Das Tier zappelt im Netz. Jetzt muss es schnell gehen. Es ist 21.51 Uhr und schon so dunkel, dass die eigene Hand kaum zu erkennen ist. Nur die Helmlampen auf den Köpfen von zwei Männern erleuchten die Szene. Sie versuchen, das Tier aus dem Netz zu schneiden. Quietschen, Schreie und Laute, die wie das Piepen einer Maus klingen. Noch ein Schnitt mit der Schere, und die Breitflügelfledermaus ist aus dem Netz befreit. Für das Tier geht es nun erstmal in einen kleinen Beutel. Die Handschuhe des einen Mannes sind Nass. „Das passiert oft. Wenn die Tiere Angst haben, koten die sich schonmal ein“, sagt Cedric Czernia.

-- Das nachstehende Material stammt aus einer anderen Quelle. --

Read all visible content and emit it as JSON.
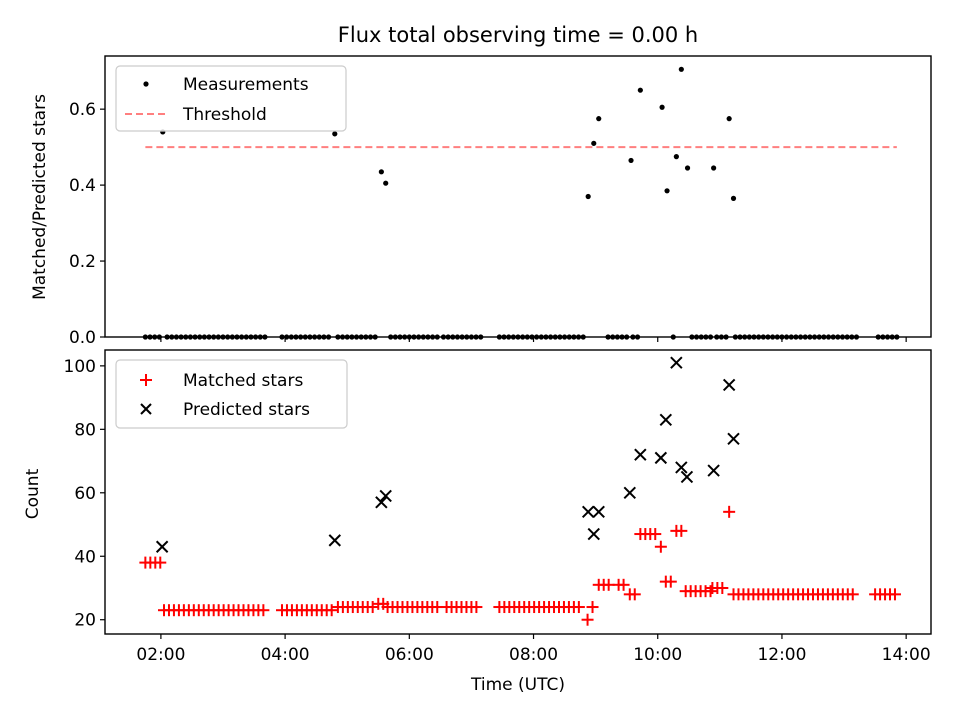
{
  "chart_data": [
    {
      "type": "scatter",
      "title": "Flux total observing time = 0.00 h",
      "xlabel": "",
      "ylabel": "Matched/Predicted stars",
      "xlim": [
        1.1,
        14.4
      ],
      "ylim": [
        0.0,
        0.74
      ],
      "yticks": [
        0.0,
        0.2,
        0.4,
        0.6
      ],
      "ytick_labels": [
        "0.0",
        "0.2",
        "0.4",
        "0.6"
      ],
      "legend": {
        "position": "top-left",
        "entries": [
          "Measurements",
          "Threshold"
        ]
      },
      "threshold": {
        "value": 0.5,
        "x_start": 1.75,
        "x_end": 13.85,
        "color": "#ff7f7f"
      },
      "measurements_nonzero": [
        {
          "x": 2.03,
          "y": 0.54
        },
        {
          "x": 4.8,
          "y": 0.535
        },
        {
          "x": 5.55,
          "y": 0.435
        },
        {
          "x": 5.62,
          "y": 0.405
        },
        {
          "x": 8.88,
          "y": 0.37
        },
        {
          "x": 8.97,
          "y": 0.51
        },
        {
          "x": 9.05,
          "y": 0.575
        },
        {
          "x": 9.57,
          "y": 0.465
        },
        {
          "x": 9.72,
          "y": 0.65
        },
        {
          "x": 10.07,
          "y": 0.605
        },
        {
          "x": 10.15,
          "y": 0.385
        },
        {
          "x": 10.3,
          "y": 0.475
        },
        {
          "x": 10.38,
          "y": 0.705
        },
        {
          "x": 10.48,
          "y": 0.445
        },
        {
          "x": 10.9,
          "y": 0.445
        },
        {
          "x": 11.15,
          "y": 0.575
        },
        {
          "x": 11.22,
          "y": 0.365
        }
      ],
      "measurements_zero_segments": [
        [
          1.75,
          2.0
        ],
        [
          2.1,
          3.7
        ],
        [
          3.95,
          4.75
        ],
        [
          4.85,
          5.5
        ],
        [
          5.7,
          6.5
        ],
        [
          6.55,
          7.2
        ],
        [
          7.45,
          8.85
        ],
        [
          9.2,
          9.5
        ],
        [
          9.6,
          9.7
        ],
        [
          10.25,
          10.28
        ],
        [
          10.55,
          10.85
        ],
        [
          10.95,
          11.1
        ],
        [
          11.25,
          13.2
        ],
        [
          13.55,
          13.85
        ]
      ]
    },
    {
      "type": "scatter",
      "title": "",
      "xlabel": "Time (UTC)",
      "ylabel": "Count",
      "xlim": [
        1.1,
        14.4
      ],
      "ylim": [
        15.5,
        105
      ],
      "yticks": [
        20,
        40,
        60,
        80,
        100
      ],
      "ytick_labels": [
        "20",
        "40",
        "60",
        "80",
        "100"
      ],
      "xticks": [
        2,
        4,
        6,
        8,
        10,
        12,
        14
      ],
      "xtick_labels": [
        "02:00",
        "04:00",
        "06:00",
        "08:00",
        "10:00",
        "12:00",
        "14:00"
      ],
      "legend": {
        "position": "top-left",
        "entries": [
          "Matched stars",
          "Predicted stars"
        ]
      },
      "matched_stars": [
        {
          "x": 1.75,
          "y": 38
        },
        {
          "x": 1.83,
          "y": 38
        },
        {
          "x": 1.91,
          "y": 38
        },
        {
          "x": 1.99,
          "y": 38
        },
        {
          "x": 8.87,
          "y": 20
        },
        {
          "x": 9.05,
          "y": 31
        },
        {
          "x": 9.13,
          "y": 31
        },
        {
          "x": 9.21,
          "y": 31
        },
        {
          "x": 9.37,
          "y": 31
        },
        {
          "x": 9.45,
          "y": 31
        },
        {
          "x": 9.55,
          "y": 28
        },
        {
          "x": 9.63,
          "y": 28
        },
        {
          "x": 9.72,
          "y": 47
        },
        {
          "x": 9.8,
          "y": 47
        },
        {
          "x": 9.88,
          "y": 47
        },
        {
          "x": 9.96,
          "y": 47
        },
        {
          "x": 10.05,
          "y": 43
        },
        {
          "x": 10.13,
          "y": 32
        },
        {
          "x": 10.21,
          "y": 32
        },
        {
          "x": 10.3,
          "y": 48
        },
        {
          "x": 10.38,
          "y": 48
        },
        {
          "x": 11.15,
          "y": 54
        }
      ],
      "matched_stars_segments": [
        {
          "x_start": 2.05,
          "x_end": 3.65,
          "y": 23
        },
        {
          "x_start": 3.95,
          "x_end": 4.75,
          "y": 23
        },
        {
          "x_start": 4.85,
          "y": 24,
          "x_end": 5.45
        },
        {
          "x_start": 5.5,
          "x_end": 5.6,
          "y": 25
        },
        {
          "x_start": 5.65,
          "x_end": 6.5,
          "y": 24
        },
        {
          "x_start": 6.6,
          "x_end": 7.15,
          "y": 24
        },
        {
          "x_start": 7.45,
          "x_end": 8.8,
          "y": 24
        },
        {
          "x_start": 8.95,
          "x_end": 9.0,
          "y": 24
        },
        {
          "x_start": 10.45,
          "x_end": 10.85,
          "y": 29
        },
        {
          "x_start": 10.88,
          "x_end": 11.1,
          "y": 30
        },
        {
          "x_start": 11.22,
          "x_end": 13.2,
          "y": 28
        },
        {
          "x_start": 13.5,
          "x_end": 13.85,
          "y": 28
        }
      ],
      "predicted_stars": [
        {
          "x": 2.02,
          "y": 43
        },
        {
          "x": 4.8,
          "y": 45
        },
        {
          "x": 5.55,
          "y": 57
        },
        {
          "x": 5.62,
          "y": 59
        },
        {
          "x": 8.88,
          "y": 54
        },
        {
          "x": 8.97,
          "y": 47
        },
        {
          "x": 9.05,
          "y": 54
        },
        {
          "x": 9.55,
          "y": 60
        },
        {
          "x": 9.72,
          "y": 72
        },
        {
          "x": 10.05,
          "y": 71
        },
        {
          "x": 10.13,
          "y": 83
        },
        {
          "x": 10.3,
          "y": 101
        },
        {
          "x": 10.38,
          "y": 68
        },
        {
          "x": 10.47,
          "y": 65
        },
        {
          "x": 10.9,
          "y": 67
        },
        {
          "x": 11.15,
          "y": 94
        },
        {
          "x": 11.22,
          "y": 77
        }
      ]
    }
  ]
}
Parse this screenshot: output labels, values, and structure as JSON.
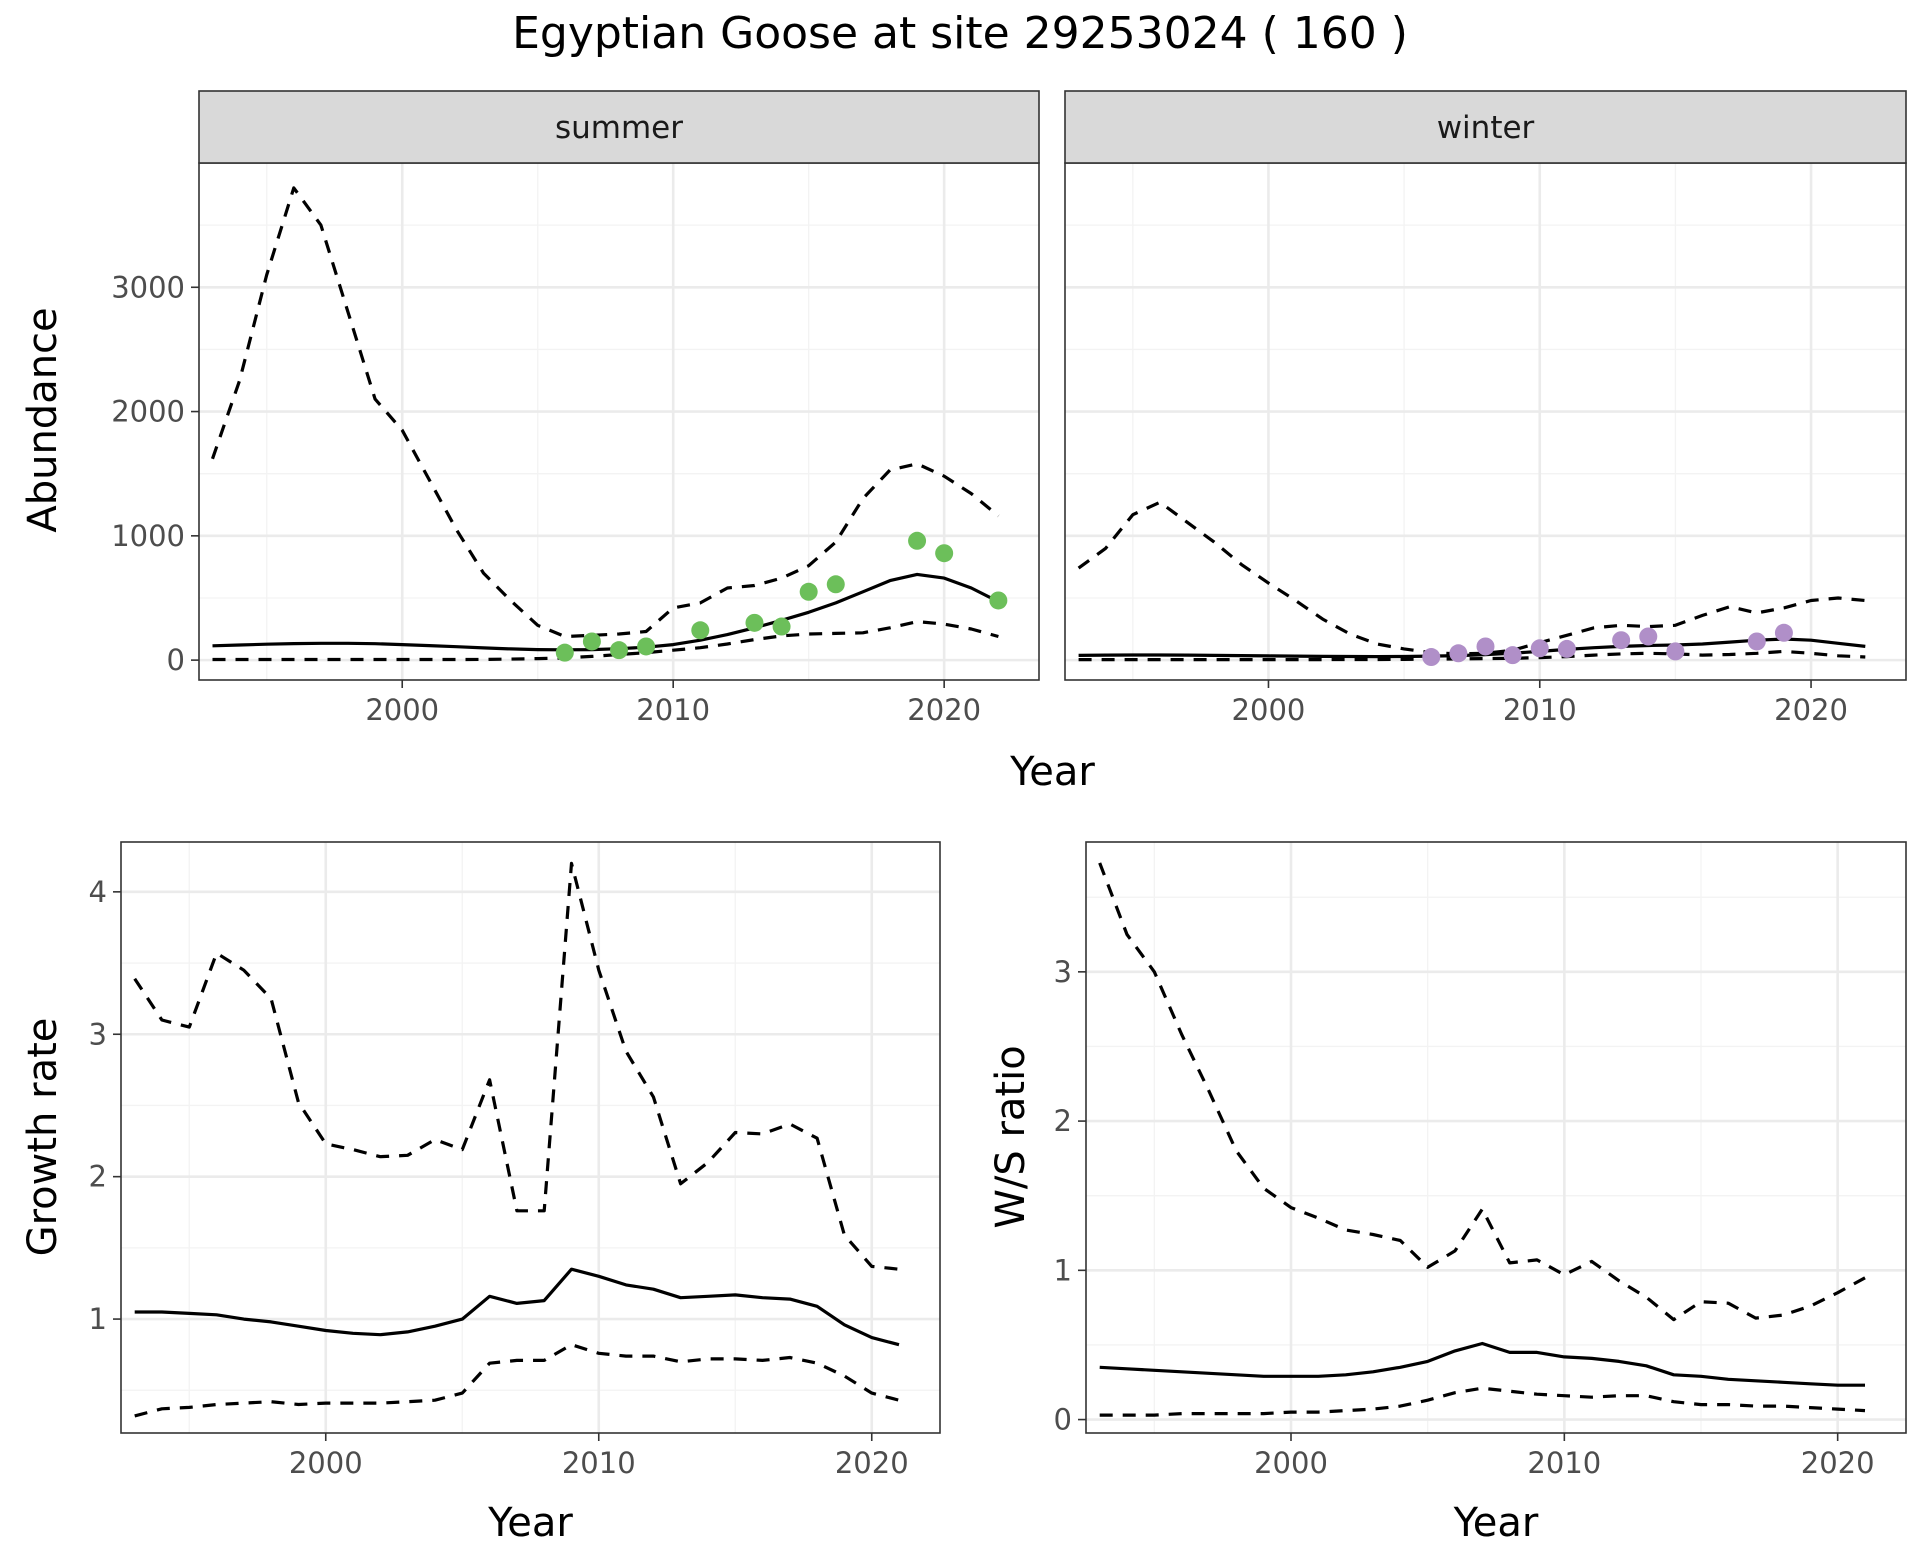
{
  "title": "Egyptian Goose at site 29253024 ( 160 )",
  "chart_data": [
    {
      "type": "line",
      "facet": "summer",
      "xlabel": "Year",
      "ylabel": "Abundance",
      "xlim": [
        1992.5,
        2023.5
      ],
      "ylim": [
        -160,
        4000
      ],
      "xticks": [
        2000,
        2010,
        2020
      ],
      "yticks": [
        0,
        1000,
        2000,
        3000
      ],
      "grid": true,
      "point_color": "#6cbf5a",
      "lines": [
        {
          "style": "dashed",
          "x": [
            1993,
            1994,
            1995,
            1996,
            1997,
            1998,
            1999,
            2000,
            2001,
            2002,
            2003,
            2004,
            2005,
            2006,
            2007,
            2008,
            2009,
            2010,
            2011,
            2012,
            2013,
            2014,
            2015,
            2016,
            2017,
            2018,
            2019,
            2020,
            2021,
            2022
          ],
          "y": [
            1620,
            2250,
            3100,
            3800,
            3500,
            2800,
            2100,
            1850,
            1450,
            1050,
            700,
            480,
            280,
            190,
            200,
            210,
            230,
            420,
            460,
            580,
            600,
            660,
            760,
            950,
            1300,
            1530,
            1580,
            1480,
            1340,
            1160
          ]
        },
        {
          "style": "solid",
          "x": [
            1993,
            1994,
            1995,
            1996,
            1997,
            1998,
            1999,
            2000,
            2001,
            2002,
            2003,
            2004,
            2005,
            2006,
            2007,
            2008,
            2009,
            2010,
            2011,
            2012,
            2013,
            2014,
            2015,
            2016,
            2017,
            2018,
            2019,
            2020,
            2021,
            2022
          ],
          "y": [
            115,
            122,
            128,
            133,
            135,
            135,
            132,
            125,
            117,
            108,
            98,
            90,
            85,
            83,
            85,
            92,
            104,
            125,
            160,
            205,
            260,
            320,
            385,
            460,
            550,
            640,
            690,
            660,
            580,
            470
          ]
        },
        {
          "style": "dashed",
          "x": [
            1993,
            1994,
            1995,
            1996,
            1997,
            1998,
            1999,
            2000,
            2001,
            2002,
            2003,
            2004,
            2005,
            2006,
            2007,
            2008,
            2009,
            2010,
            2011,
            2012,
            2013,
            2014,
            2015,
            2016,
            2017,
            2018,
            2019,
            2020,
            2021,
            2022
          ],
          "y": [
            5,
            5,
            5,
            5,
            5,
            5,
            5,
            5,
            5,
            5,
            6,
            8,
            12,
            18,
            30,
            45,
            60,
            80,
            100,
            130,
            165,
            195,
            210,
            215,
            220,
            260,
            310,
            290,
            250,
            190
          ]
        }
      ],
      "points": {
        "x": [
          2006,
          2007,
          2008,
          2009,
          2011,
          2013,
          2014,
          2015,
          2016,
          2019,
          2020,
          2022
        ],
        "y": [
          60,
          150,
          80,
          110,
          240,
          300,
          270,
          550,
          610,
          960,
          860,
          480
        ]
      }
    },
    {
      "type": "line",
      "facet": "winter",
      "xlabel": "Year",
      "ylabel": "",
      "xlim": [
        1992.5,
        2023.5
      ],
      "ylim": [
        -160,
        4000
      ],
      "xticks": [
        2000,
        2010,
        2020
      ],
      "yticks": [
        0,
        1000,
        2000,
        3000
      ],
      "grid": true,
      "point_color": "#b08fc8",
      "lines": [
        {
          "style": "dashed",
          "x": [
            1993,
            1994,
            1995,
            1996,
            1997,
            1998,
            1999,
            2000,
            2001,
            2002,
            2003,
            2004,
            2005,
            2006,
            2007,
            2008,
            2009,
            2010,
            2011,
            2012,
            2013,
            2014,
            2015,
            2016,
            2017,
            2018,
            2019,
            2020,
            2021,
            2022
          ],
          "y": [
            740,
            900,
            1170,
            1270,
            1110,
            950,
            770,
            620,
            480,
            330,
            210,
            130,
            90,
            60,
            50,
            55,
            80,
            140,
            200,
            260,
            280,
            270,
            280,
            360,
            430,
            380,
            420,
            480,
            500,
            480
          ]
        },
        {
          "style": "solid",
          "x": [
            1993,
            1994,
            1995,
            1996,
            1997,
            1998,
            1999,
            2000,
            2001,
            2002,
            2003,
            2004,
            2005,
            2006,
            2007,
            2008,
            2009,
            2010,
            2011,
            2012,
            2013,
            2014,
            2015,
            2016,
            2017,
            2018,
            2019,
            2020,
            2021,
            2022
          ],
          "y": [
            38,
            40,
            41,
            41,
            40,
            38,
            36,
            34,
            32,
            30,
            29,
            28,
            29,
            32,
            36,
            44,
            56,
            70,
            86,
            100,
            110,
            118,
            122,
            130,
            145,
            160,
            170,
            160,
            135,
            110
          ]
        },
        {
          "style": "dashed",
          "x": [
            1993,
            1994,
            1995,
            1996,
            1997,
            1998,
            1999,
            2000,
            2001,
            2002,
            2003,
            2004,
            2005,
            2006,
            2007,
            2008,
            2009,
            2010,
            2011,
            2012,
            2013,
            2014,
            2015,
            2016,
            2017,
            2018,
            2019,
            2020,
            2021,
            2022
          ],
          "y": [
            4,
            4,
            4,
            4,
            4,
            4,
            4,
            4,
            4,
            4,
            5,
            5,
            6,
            8,
            10,
            12,
            15,
            20,
            28,
            40,
            50,
            55,
            50,
            40,
            45,
            55,
            70,
            55,
            35,
            25
          ]
        }
      ],
      "points": {
        "x": [
          2006,
          2007,
          2008,
          2009,
          2010,
          2011,
          2013,
          2014,
          2015,
          2018,
          2019
        ],
        "y": [
          25,
          55,
          110,
          40,
          95,
          90,
          160,
          190,
          70,
          150,
          220
        ]
      }
    },
    {
      "type": "line",
      "xlabel": "Year",
      "ylabel": "Growth rate",
      "xlim": [
        1992.5,
        2022.5
      ],
      "ylim": [
        0.2,
        4.35
      ],
      "xticks": [
        2000,
        2010,
        2020
      ],
      "yticks": [
        1,
        2,
        3,
        4
      ],
      "grid": true,
      "lines": [
        {
          "style": "dashed",
          "x": [
            1993,
            1994,
            1995,
            1996,
            1997,
            1998,
            1999,
            2000,
            2001,
            2002,
            2003,
            2004,
            2005,
            2006,
            2007,
            2008,
            2009,
            2010,
            2011,
            2012,
            2013,
            2014,
            2015,
            2016,
            2017,
            2018,
            2019,
            2020,
            2021
          ],
          "y": [
            3.39,
            3.1,
            3.05,
            3.57,
            3.45,
            3.25,
            2.52,
            2.23,
            2.19,
            2.14,
            2.15,
            2.26,
            2.19,
            2.68,
            1.76,
            1.76,
            4.2,
            3.45,
            2.88,
            2.56,
            1.95,
            2.1,
            2.31,
            2.3,
            2.37,
            2.27,
            1.59,
            1.37,
            1.35
          ]
        },
        {
          "style": "solid",
          "x": [
            1993,
            1994,
            1995,
            1996,
            1997,
            1998,
            1999,
            2000,
            2001,
            2002,
            2003,
            2004,
            2005,
            2006,
            2007,
            2008,
            2009,
            2010,
            2011,
            2012,
            2013,
            2014,
            2015,
            2016,
            2017,
            2018,
            2019,
            2020,
            2021
          ],
          "y": [
            1.05,
            1.05,
            1.04,
            1.03,
            1.0,
            0.98,
            0.95,
            0.92,
            0.9,
            0.89,
            0.91,
            0.95,
            1.0,
            1.16,
            1.11,
            1.13,
            1.35,
            1.3,
            1.24,
            1.21,
            1.15,
            1.16,
            1.17,
            1.15,
            1.14,
            1.09,
            0.96,
            0.87,
            0.82
          ]
        },
        {
          "style": "dashed",
          "x": [
            1993,
            1994,
            1995,
            1996,
            1997,
            1998,
            1999,
            2000,
            2001,
            2002,
            2003,
            2004,
            2005,
            2006,
            2007,
            2008,
            2009,
            2010,
            2011,
            2012,
            2013,
            2014,
            2015,
            2016,
            2017,
            2018,
            2019,
            2020,
            2021
          ],
          "y": [
            0.32,
            0.37,
            0.38,
            0.4,
            0.41,
            0.42,
            0.4,
            0.41,
            0.41,
            0.41,
            0.42,
            0.43,
            0.48,
            0.69,
            0.71,
            0.71,
            0.82,
            0.76,
            0.74,
            0.74,
            0.7,
            0.72,
            0.72,
            0.71,
            0.73,
            0.69,
            0.6,
            0.48,
            0.43
          ]
        }
      ]
    },
    {
      "type": "line",
      "xlabel": "Year",
      "ylabel": "W/S ratio",
      "xlim": [
        1992.5,
        2022.5
      ],
      "ylim": [
        -0.09,
        3.87
      ],
      "xticks": [
        2000,
        2010,
        2020
      ],
      "yticks": [
        0,
        1,
        2,
        3
      ],
      "grid": true,
      "lines": [
        {
          "style": "dashed",
          "x": [
            1993,
            1994,
            1995,
            1996,
            1997,
            1998,
            1999,
            2000,
            2001,
            2002,
            2003,
            2004,
            2005,
            2006,
            2007,
            2008,
            2009,
            2010,
            2011,
            2012,
            2013,
            2014,
            2015,
            2016,
            2017,
            2018,
            2019,
            2020,
            2021
          ],
          "y": [
            3.73,
            3.25,
            3.0,
            2.58,
            2.2,
            1.8,
            1.55,
            1.42,
            1.35,
            1.27,
            1.24,
            1.2,
            1.02,
            1.13,
            1.41,
            1.05,
            1.07,
            0.97,
            1.06,
            0.93,
            0.82,
            0.67,
            0.79,
            0.78,
            0.68,
            0.7,
            0.76,
            0.85,
            0.95
          ]
        },
        {
          "style": "solid",
          "x": [
            1993,
            1994,
            1995,
            1996,
            1997,
            1998,
            1999,
            2000,
            2001,
            2002,
            2003,
            2004,
            2005,
            2006,
            2007,
            2008,
            2009,
            2010,
            2011,
            2012,
            2013,
            2014,
            2015,
            2016,
            2017,
            2018,
            2019,
            2020,
            2021
          ],
          "y": [
            0.35,
            0.34,
            0.33,
            0.32,
            0.31,
            0.3,
            0.29,
            0.29,
            0.29,
            0.3,
            0.32,
            0.35,
            0.39,
            0.46,
            0.51,
            0.45,
            0.45,
            0.42,
            0.41,
            0.39,
            0.36,
            0.3,
            0.29,
            0.27,
            0.26,
            0.25,
            0.24,
            0.23,
            0.23
          ]
        },
        {
          "style": "dashed",
          "x": [
            1993,
            1994,
            1995,
            1996,
            1997,
            1998,
            1999,
            2000,
            2001,
            2002,
            2003,
            2004,
            2005,
            2006,
            2007,
            2008,
            2009,
            2010,
            2011,
            2012,
            2013,
            2014,
            2015,
            2016,
            2017,
            2018,
            2019,
            2020,
            2021
          ],
          "y": [
            0.03,
            0.03,
            0.03,
            0.04,
            0.04,
            0.04,
            0.04,
            0.05,
            0.05,
            0.06,
            0.07,
            0.09,
            0.13,
            0.18,
            0.21,
            0.19,
            0.17,
            0.16,
            0.15,
            0.16,
            0.16,
            0.12,
            0.1,
            0.1,
            0.09,
            0.09,
            0.08,
            0.07,
            0.06
          ]
        }
      ]
    }
  ]
}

Der 29-Jährige ist Mitarbeiter der Firma Graevendal. Sein Begleiter Hans Steinhäuser (32) ist Gründer und Geschäftsführer des Unternehmens. Graevendal, ein Büro für Faunistik und Ökologie, führt unter anderem Fledermaus-Netzfänge durch. „Wenn Bauvorhaben anstehen, beispielsweise eine neue Straße, dann prüfen wir, inwiefern davon Tiere in der Umgebung beeinflusst werden“, sagt Steinhäuser. Es reiche ja, ein paar Bäume zu fällen, um gewissen Arten ihr natürliches Zuhause zu nehmen. Bei fast allen Einsätzen geht’s dabei um Fledermäuse. „Aber wir hatten auch schonmal Eidechsen oder besondere Vogelarten.“ Das Ziel eines Netzfang sei es, „den Tieren einen Sender zu geben, der uns zu den Quartieren führt“, sagt Steinhäuser.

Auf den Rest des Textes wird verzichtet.